This was all before I went into recording myself. The sound guys were holding two Sennheiser shotguns on booms, one on front of the left side of the stage, one on front of the right side, both approx. 3 meters away. For that condition it worked quite well. But under such conditions it is not possible to get a good accordeon sound of course, a russian baian is a monster to record and you need good preamps and converters for that.


----------



## PeterBaumann (Dec 10, 2015)

Thanks very much for this


----------



## wst3 (Dec 10, 2015)

microphones are a deep topic, as you've no doubt gathered...

Some rules of thumb that have served me well over the years:

A neutral microphone will work more often than not, but it won't give you "that" sound.
A character microphone will sound great for some small number of things, and ok the rest of the time. Some of them can sound bad, but it's rare.

Patterns - if the spaces where you record sound good then you'll probably be happier with an omnidirectional microphone. They don't misbehave off access, and they can pick the room, which we've sort of decided sounds good.

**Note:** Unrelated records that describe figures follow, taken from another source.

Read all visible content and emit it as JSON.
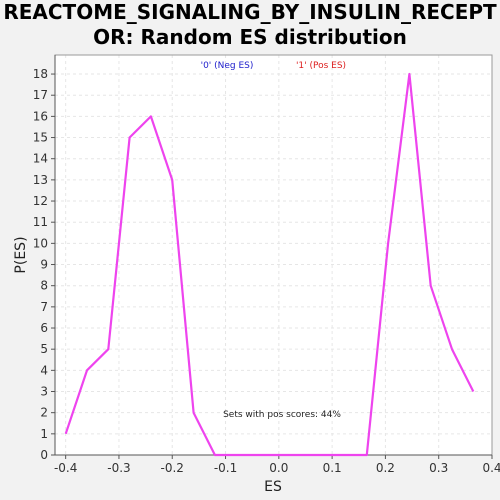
{
  "title_line1": "REACTOME_SIGNALING_BY_INSULIN_RECEPT",
  "title_line2": "OR: Random ES distribution",
  "legend": {
    "neg_label": "'0' (Neg ES)",
    "pos_label": "'1' (Pos ES)",
    "neg_color": "#2020cc",
    "pos_color": "#dd2020"
  },
  "annotation": "Sets with pos scores: 44%",
  "colors": {
    "line": "#ee44ee",
    "plot_bg": "#ffffff",
    "grid": "#e6e6e6",
    "page_bg": "#f2f2f2"
  },
  "chart_data": {
    "type": "line",
    "xlabel": "ES",
    "ylabel": "P(ES)",
    "xlim": [
      -0.42,
      0.4
    ],
    "ylim": [
      0,
      18.9
    ],
    "x_ticks": [
      -0.4,
      -0.3,
      -0.2,
      -0.1,
      0.0,
      0.1,
      0.2,
      0.3,
      0.4
    ],
    "x_tick_labels": [
      "-0.4",
      "-0.3",
      "-0.2",
      "-0.1",
      "0.0",
      "0.1",
      "0.2",
      "0.3",
      "0.4"
    ],
    "y_ticks": [
      0,
      1,
      2,
      3,
      4,
      5,
      6,
      7,
      8,
      9,
      10,
      11,
      12,
      13,
      14,
      15,
      16,
      17,
      18
    ],
    "grid": true,
    "series": [
      {
        "x": [
          -0.4,
          -0.36,
          -0.32,
          -0.28,
          -0.24,
          -0.2,
          -0.16,
          -0.12,
          -0.08,
          -0.04,
          0.0,
          0.04,
          0.08,
          0.12,
          0.165,
          0.205,
          0.245,
          0.285,
          0.325,
          0.365
        ],
        "y": [
          1,
          4,
          5,
          15,
          16,
          13,
          2,
          0,
          0,
          0,
          0,
          0,
          0,
          0,
          0,
          10,
          18,
          8,
          5,
          3
        ]
      }
    ]
  }
}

If the spaces do not sound good then you want a cardiod, or maybe even a hyper-cardiod microphone. The so-called shotgun microphones are the next step, they have a very narrow pickup pattern, but most of them get downright wonky (that is a technical term) when you move off axis. Ugly wonky! They have their uses, but recording in a closed space is probably not one of them.

Another thing to keep in mind, as the pattern becomes more directional there is a proximity effect which becomes more pronounced, the net result of which is you get a lot more bass, sometimes more than is actually there. And sometimes (like for Voice-overs) that's exactly what you want. Electro-Voice found a way to mitigate the proximity effect, which can be really strange if you are expecting it. I'd imagine that patent has long since expired, so probably others offer the same trick.

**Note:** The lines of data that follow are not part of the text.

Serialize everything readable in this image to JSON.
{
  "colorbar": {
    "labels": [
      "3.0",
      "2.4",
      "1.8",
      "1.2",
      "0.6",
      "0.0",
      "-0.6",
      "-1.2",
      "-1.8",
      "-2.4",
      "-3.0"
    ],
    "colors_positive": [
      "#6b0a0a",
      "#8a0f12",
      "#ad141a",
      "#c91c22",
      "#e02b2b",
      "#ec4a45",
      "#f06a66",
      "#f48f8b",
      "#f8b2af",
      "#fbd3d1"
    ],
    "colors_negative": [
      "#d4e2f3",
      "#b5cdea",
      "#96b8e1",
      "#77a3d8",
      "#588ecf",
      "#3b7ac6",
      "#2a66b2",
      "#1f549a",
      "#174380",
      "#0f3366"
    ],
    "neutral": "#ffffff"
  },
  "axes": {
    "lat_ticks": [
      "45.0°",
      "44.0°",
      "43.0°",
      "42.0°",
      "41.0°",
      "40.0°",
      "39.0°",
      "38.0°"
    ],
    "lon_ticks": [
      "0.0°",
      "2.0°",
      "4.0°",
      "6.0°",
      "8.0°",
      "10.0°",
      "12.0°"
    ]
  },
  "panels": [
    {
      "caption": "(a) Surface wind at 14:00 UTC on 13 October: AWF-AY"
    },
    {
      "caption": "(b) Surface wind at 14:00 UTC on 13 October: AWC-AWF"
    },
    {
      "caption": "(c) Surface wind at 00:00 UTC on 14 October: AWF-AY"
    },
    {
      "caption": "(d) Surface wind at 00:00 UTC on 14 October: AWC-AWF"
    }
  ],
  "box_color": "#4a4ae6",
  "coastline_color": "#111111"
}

The motor that generates the voltage is important, but it isn't everything. Condensor microphones use a conductive diaphram, sometimes more than one, and depend on changes in distance between the diaphram and a reference plate to generate voltage.These diaphrams are pretty light, and can react quite quickly, so they can be more detailed, or have a more extended high frequency response, than some other designs.

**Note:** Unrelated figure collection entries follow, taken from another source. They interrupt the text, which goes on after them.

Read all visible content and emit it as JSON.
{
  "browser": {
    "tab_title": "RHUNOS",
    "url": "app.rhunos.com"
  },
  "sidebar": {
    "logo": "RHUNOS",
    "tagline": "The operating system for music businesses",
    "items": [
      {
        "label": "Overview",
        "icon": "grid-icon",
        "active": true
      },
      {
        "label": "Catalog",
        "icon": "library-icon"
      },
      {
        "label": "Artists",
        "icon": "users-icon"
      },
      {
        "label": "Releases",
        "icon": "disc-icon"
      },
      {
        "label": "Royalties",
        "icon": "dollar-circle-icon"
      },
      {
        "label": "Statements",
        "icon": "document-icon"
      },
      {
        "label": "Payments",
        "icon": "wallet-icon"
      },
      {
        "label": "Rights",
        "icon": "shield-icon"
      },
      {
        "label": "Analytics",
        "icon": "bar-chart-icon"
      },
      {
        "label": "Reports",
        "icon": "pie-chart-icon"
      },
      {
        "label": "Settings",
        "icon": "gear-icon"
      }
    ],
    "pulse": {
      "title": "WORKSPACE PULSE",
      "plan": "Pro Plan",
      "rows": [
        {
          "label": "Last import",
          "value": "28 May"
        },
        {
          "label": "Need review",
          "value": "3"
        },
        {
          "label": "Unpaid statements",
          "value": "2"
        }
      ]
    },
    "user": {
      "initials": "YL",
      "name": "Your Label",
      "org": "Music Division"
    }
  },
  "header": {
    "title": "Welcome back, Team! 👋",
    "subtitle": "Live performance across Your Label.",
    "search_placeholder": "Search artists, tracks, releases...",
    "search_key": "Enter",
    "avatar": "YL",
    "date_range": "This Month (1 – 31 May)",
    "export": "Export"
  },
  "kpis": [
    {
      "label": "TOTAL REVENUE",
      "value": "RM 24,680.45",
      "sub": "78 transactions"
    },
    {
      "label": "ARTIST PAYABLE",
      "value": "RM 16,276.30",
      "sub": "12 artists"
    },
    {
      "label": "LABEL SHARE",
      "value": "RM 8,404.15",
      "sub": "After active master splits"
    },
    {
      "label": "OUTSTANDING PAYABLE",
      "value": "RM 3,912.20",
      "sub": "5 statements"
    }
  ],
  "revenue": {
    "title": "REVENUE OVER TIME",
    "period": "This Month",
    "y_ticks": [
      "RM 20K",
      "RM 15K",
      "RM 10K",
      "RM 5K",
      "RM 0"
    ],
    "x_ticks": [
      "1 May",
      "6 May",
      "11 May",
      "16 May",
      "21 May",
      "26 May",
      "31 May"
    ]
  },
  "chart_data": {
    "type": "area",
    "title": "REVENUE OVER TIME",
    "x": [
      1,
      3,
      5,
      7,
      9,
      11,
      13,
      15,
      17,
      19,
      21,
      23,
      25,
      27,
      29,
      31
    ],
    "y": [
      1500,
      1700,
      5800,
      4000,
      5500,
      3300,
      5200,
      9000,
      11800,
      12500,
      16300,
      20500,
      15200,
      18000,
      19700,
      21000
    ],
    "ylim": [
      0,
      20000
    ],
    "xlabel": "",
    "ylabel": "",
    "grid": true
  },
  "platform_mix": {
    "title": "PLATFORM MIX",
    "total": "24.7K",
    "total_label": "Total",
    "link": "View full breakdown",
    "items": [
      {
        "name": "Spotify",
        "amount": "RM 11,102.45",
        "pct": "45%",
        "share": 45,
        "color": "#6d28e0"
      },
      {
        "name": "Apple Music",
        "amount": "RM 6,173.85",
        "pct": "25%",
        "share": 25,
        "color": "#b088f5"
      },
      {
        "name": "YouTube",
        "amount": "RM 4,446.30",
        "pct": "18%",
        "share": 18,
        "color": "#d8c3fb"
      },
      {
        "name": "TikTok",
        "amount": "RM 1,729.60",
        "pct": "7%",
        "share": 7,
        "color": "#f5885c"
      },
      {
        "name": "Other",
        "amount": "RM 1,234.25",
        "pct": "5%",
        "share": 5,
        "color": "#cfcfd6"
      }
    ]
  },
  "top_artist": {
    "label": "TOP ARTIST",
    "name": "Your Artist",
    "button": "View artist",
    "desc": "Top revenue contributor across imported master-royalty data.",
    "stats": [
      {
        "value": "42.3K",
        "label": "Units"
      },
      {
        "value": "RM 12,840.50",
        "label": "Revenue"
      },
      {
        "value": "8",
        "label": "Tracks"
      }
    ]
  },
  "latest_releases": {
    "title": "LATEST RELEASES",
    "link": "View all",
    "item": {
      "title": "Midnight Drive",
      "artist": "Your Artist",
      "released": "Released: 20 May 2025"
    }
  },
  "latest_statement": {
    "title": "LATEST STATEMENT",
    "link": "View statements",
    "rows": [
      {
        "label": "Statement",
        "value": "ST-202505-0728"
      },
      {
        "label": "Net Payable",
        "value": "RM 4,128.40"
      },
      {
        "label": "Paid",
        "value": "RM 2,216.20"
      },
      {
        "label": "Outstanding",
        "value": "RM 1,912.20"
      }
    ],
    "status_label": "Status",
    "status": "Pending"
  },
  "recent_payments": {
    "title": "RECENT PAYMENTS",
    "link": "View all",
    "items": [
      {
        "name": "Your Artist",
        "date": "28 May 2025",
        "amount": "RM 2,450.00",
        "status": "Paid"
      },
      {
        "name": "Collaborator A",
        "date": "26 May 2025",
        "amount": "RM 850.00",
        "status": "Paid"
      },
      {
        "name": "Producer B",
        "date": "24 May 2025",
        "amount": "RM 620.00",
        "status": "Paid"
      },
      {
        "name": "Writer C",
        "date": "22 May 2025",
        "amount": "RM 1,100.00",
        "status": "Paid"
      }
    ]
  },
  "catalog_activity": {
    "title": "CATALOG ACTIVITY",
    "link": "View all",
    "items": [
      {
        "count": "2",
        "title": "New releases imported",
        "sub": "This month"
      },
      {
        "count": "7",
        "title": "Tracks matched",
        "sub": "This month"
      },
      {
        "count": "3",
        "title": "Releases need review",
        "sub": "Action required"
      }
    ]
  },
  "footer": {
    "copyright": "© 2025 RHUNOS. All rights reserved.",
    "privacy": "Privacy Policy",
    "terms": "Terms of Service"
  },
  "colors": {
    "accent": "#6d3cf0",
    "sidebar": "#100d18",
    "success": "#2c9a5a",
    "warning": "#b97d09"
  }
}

Condenser microphones are often divided further into large and small diaphram classes. Smaller diaphrams can react more quickly - all other things being equal. And they do not suffer from some of the distortions that larger diaphrams can be sensitive to. Most (all?) measurement microphones use very small capsules. That's probably a hint...

Dynamic microphones can be divided between moving magnet and moving ribbon. Ribbon microphones - well designed ones anyway - tend to react even faster than small capsule condensors. The original ribbon designs suffered from being too fragile, and from always having a figure 8 or bi-polar pickup pattern. That can be a real advantage, but you have to think it through.

Moving magnet microphones are the workhorses. They can sound better, on some sources, than any of the others, for a variety of reasons.

If it were me, well when it was me, I put aside a chunk of change and set out to purchase one or two large capsule condenser microphones, two small capsule condenser microphones, and a handful of moving magnet microphones. I had also budgeted for one moving ribbon microphone, but my luck did not hold, and ribbon microphone prices started to soar. And that's what I ended up with.

I also subscribed to your philosophy that I would be better served by a small number of really good microphones than a large number of mediocre models. (and back in the mid 1980s there were not a lot of mediocre models anyway - saved from myself!)

Since then I've slowly added to my microphone locker, and with one exception I've found a use (usually several) for every microphone. That does take the sting out of things!

If I were in your shoes today I'd purchase one large capsule condenser, two small capsule condensers, and two or three dynamics. Can't really name names because microphones that appeal to me may not be your cup of tea. But I do feel comfortable with the basic suggestion of one, two and a few!


----------



## PeterBaumann (Dec 10, 2015)

Thanks very much for this


----------



## PeterBaumann (Dec 11, 2015)

Have any of you had any experience with SE3s? I've found a pair of them lying around, and will test them out, but have found very little online!


----------